As someone with access to multiple O365 enterprise licences, and working on many, many projects I saw a lot of potential being demonstrated and I figured I should aim to be on the bleeding edge when it came to AI augmentation of my workload.
Edge has a built in Bing AI query these days, which is available already, so I decided to hone my skills by asking it a question about the client credentials plugin for the HTTP Request component in Mule to see if it could solve a configuration problem I'd spent the past day trying to resolve.
Well, blow me down, it came back in thirty seconds with a solution that sounded exactly right, and it included some source code that quite simply added the missing custom JWT claim I was trying and failing to find a place for through the wizard.
I was not surprised when I added this code and received a compilation error. This is not the first time an AI LLM has blatantly lied to me when it comes to code.
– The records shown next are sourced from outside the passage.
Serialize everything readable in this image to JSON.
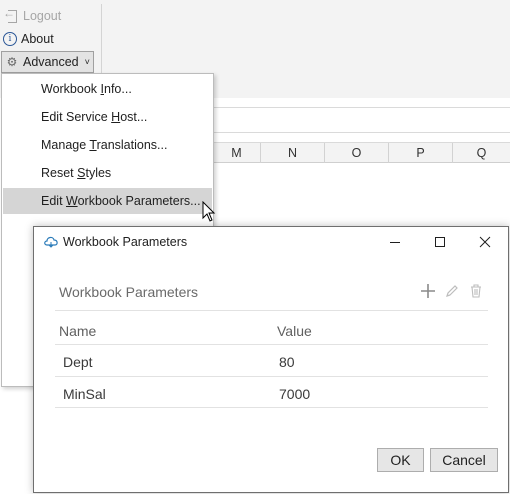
{
  "ribbon": {
    "logout_label": "Logout",
    "about_label": "About",
    "advanced_label": "Advanced",
    "advanced_chevron": "˅"
  },
  "sheet": {
    "columns": [
      "M",
      "N",
      "O",
      "P",
      "Q"
    ]
  },
  "menu": {
    "items": [
      {
        "pre": "Workbook ",
        "u": "I",
        "post": "nfo..."
      },
      {
        "pre": "Edit Service ",
        "u": "H",
        "post": "ost..."
      },
      {
        "pre": "Manage ",
        "u": "T",
        "post": "ranslations..."
      },
      {
        "pre": "Reset ",
        "u": "S",
        "post": "tyles"
      },
      {
        "pre": "Edit ",
        "u": "W",
        "post": "orkbook Parameters..."
      }
    ],
    "highlighted_index": 4
  },
  "dialog": {
    "title": "Workbook Parameters",
    "section_title": "Workbook Parameters",
    "toolbar": {
      "add_icon": "plus-icon",
      "edit_icon": "pencil-icon",
      "delete_icon": "trash-icon"
    },
    "table": {
      "headers": [
        "Name",
        "Value"
      ],
      "rows": [
        [
          "Dept",
          "80"
        ],
        [
          "MinSal",
          "7000"
        ]
      ]
    },
    "ok_label": "OK",
    "cancel_label": "Cancel"
  },
  "colors": {
    "menu_highlight": "#d5d5d5",
    "ribbon_bg": "#f3f3f3",
    "disabled_text": "#a6a6a6",
    "accent_blue": "#2b5797"
  }
}
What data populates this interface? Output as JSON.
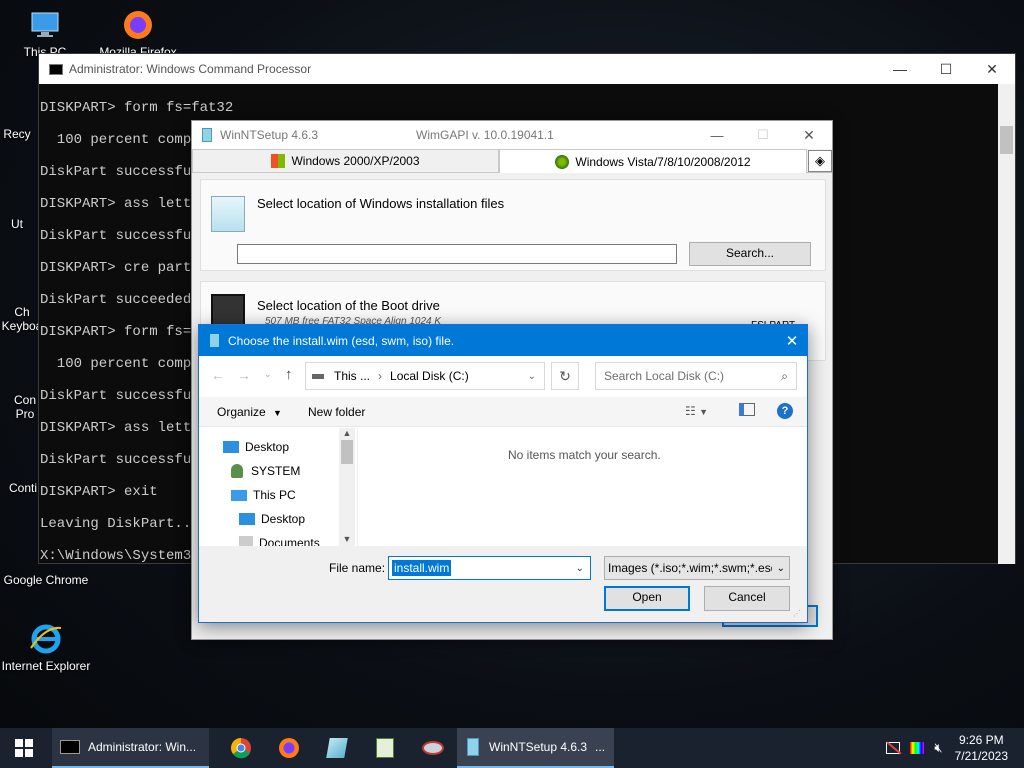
{
  "desktop": {
    "icons": [
      {
        "label": "This PC"
      },
      {
        "label": "Mozilla Firefox"
      },
      {
        "label": "Recy"
      },
      {
        "label": "Ut"
      },
      {
        "label": "Ch Keyboa"
      },
      {
        "label": "Con Pro"
      },
      {
        "label": "Conti"
      },
      {
        "label": "Google Chrome"
      },
      {
        "label": "Internet Explorer"
      }
    ]
  },
  "cmd": {
    "title": "Administrator: Windows Command Processor",
    "lines": [
      "DISKPART> form fs=fat32",
      "  100 percent compl",
      "DiskPart successful",
      "DISKPART> ass lette",
      "DiskPart successful",
      "DISKPART> cre part",
      "DiskPart succeeded",
      "DISKPART> form fs=n",
      "  100 percent compl",
      "DiskPart successful",
      "DISKPART> ass lette",
      "DiskPart successful",
      "DISKPART> exit",
      "Leaving DiskPart...",
      "X:\\Windows\\System32"
    ],
    "controls": {
      "minimize": "—",
      "maximize": "☐",
      "close": "✕"
    }
  },
  "winntsetup": {
    "title": "WinNTSetup 4.6.3",
    "wimgapi": "WimGAPI v. 10.0.19041.1",
    "tabs": [
      {
        "label": "Windows 2000/XP/2003"
      },
      {
        "label": "Windows Vista/7/8/10/2008/2012"
      }
    ],
    "install_section": {
      "heading": "Select location of Windows installation files",
      "path_value": "",
      "search_button": "Search..."
    },
    "boot_section": {
      "heading": "Select location of the Boot drive",
      "detail": "507 MB free FAT32 Space Align 1024 K",
      "status": "FSLPART"
    }
  },
  "dialog": {
    "title": "Choose the install.wim (esd, swm, iso) file.",
    "breadcrumb": [
      "This ...",
      "Local Disk (C:)"
    ],
    "search_placeholder": "Search Local Disk (C:)",
    "toolbar": {
      "organize": "Organize",
      "new_folder": "New folder"
    },
    "nav_items": [
      {
        "label": "Desktop"
      },
      {
        "label": "SYSTEM"
      },
      {
        "label": "This PC"
      },
      {
        "label": "Desktop"
      },
      {
        "label": "Documents"
      }
    ],
    "empty_message": "No items match your search.",
    "file_name_label": "File name:",
    "file_name_value": "install.wim",
    "filter_value": "Images (*.iso;*.wim;*.swm;*.esd",
    "open_button": "Open",
    "cancel_button": "Cancel"
  },
  "taskbar": {
    "cmd_app": "Administrator: Win...",
    "wnt_app": "WinNTSetup 4.6.3",
    "wnt_more": "...",
    "time": "9:26 PM",
    "date": "7/21/2023"
  },
  "colors": {
    "accent": "#0078d7",
    "taskbar": "#1a2230"
  }
}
Earlier I was experimenting with possibly building a Svelte app and I didn't want to learn the Wikipedia API, but after Chat GPT kept inventing new query params I realised I would probably have to.
It was a sunny afternoon today so I decided to make a coffee smoothie after lunch. Normally I prepare this in the blender by starting it on power level 3 for 30 seconds, then increasing the level by 1 every 45 seconds or so. About four minutes later this typically results in two litres of thick, creamy and consistent smoothie. For some reason today I was compelled to press the pre-programmed "Smoothie" button and I watched in horror as the blender separated the ice from the liquid, and created a half glacier half ice-melt half-filled jug. Again, AI had let me down. I guess I'll have to keep using my brain and wrists for another few months yet.